In the practical or successful operation of a ring laser type gyro, it is necessary to adjust the length of the laser optical path to achieve that optimum laser frequency associated with maximum laser gain. Also, adjustment of the alignment of the laser optics is required for stabilizing system losses.
In other words, an optimum path length adjustment is sought for maximum laser intensity, while maintenance of an optimum optical path alignment is sought in order to maintain optical cavity losses preferrably at a minimum or at least at a constant value. Thus, by means of both adjustments, a peak laser output intensity is obtained and gyro bias stabilization is improved.
Prior methods for effecting such adjustments have relied upon movable mirrors for path length adjustment and stable geometry of mechanically positioned optical elements. However, obvious limits are imposed with regard to the mechanical tolerances and geometric stability achievable for a given design and choice of materials. Also, such limits are approached only at high unit costs and manufacturing expense. Further, the error sources associated with such limits are subject to change due to thermal expansion, material "creep" and the like.

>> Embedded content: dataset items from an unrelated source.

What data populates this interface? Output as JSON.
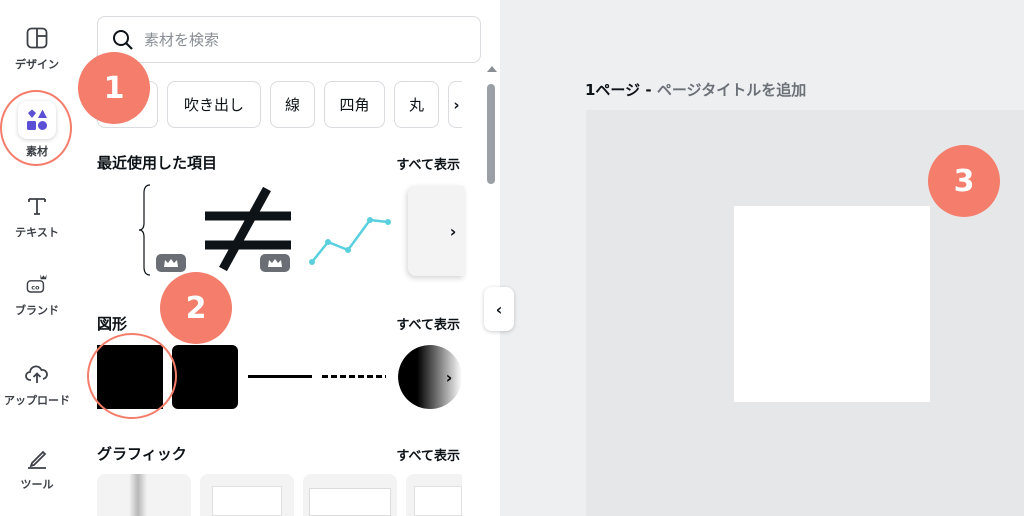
{
  "rail": {
    "items": [
      {
        "label": "デザイン",
        "icon": "layout-icon"
      },
      {
        "label": "素材",
        "icon": "elements-icon"
      },
      {
        "label": "テキスト",
        "icon": "text-icon"
      },
      {
        "label": "ブランド",
        "icon": "brand-icon"
      },
      {
        "label": "アップロード",
        "icon": "upload-cloud-icon"
      },
      {
        "label": "ツール",
        "icon": "draw-tool-icon"
      }
    ]
  },
  "search": {
    "placeholder": "素材を検索"
  },
  "chips": [
    "吹き出し",
    "線",
    "四角",
    "丸"
  ],
  "sections": {
    "recent": {
      "title": "最近使用した項目",
      "see_all": "すべて表示"
    },
    "shapes": {
      "title": "図形",
      "see_all": "すべて表示"
    },
    "graphics": {
      "title": "グラフィック",
      "see_all": "すべて表示"
    }
  },
  "recent_items": {
    "not_equal": "≠",
    "brace": "{"
  },
  "workspace": {
    "page_number": "1ページ -",
    "page_title_placeholder": "ページタイトルを追加"
  },
  "markers": [
    "1",
    "2",
    "3"
  ],
  "colors": {
    "accent": "#f47d6b",
    "elements_icon": "#5b4fd6",
    "line_chart": "#5ad0de"
  }
}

Laser gyro path length control has been effected by control of a movable mirror interposed in the laser optical path. In such prior art arrangement, the path length is modulated to produce a modulated beam intensity which may be photoelectrically sensed and synchronously demodulated to provide an error path signal for closed loop control of the movable mirror. However, such control mode mechanization serves no other control mode function, such as optical path alignment.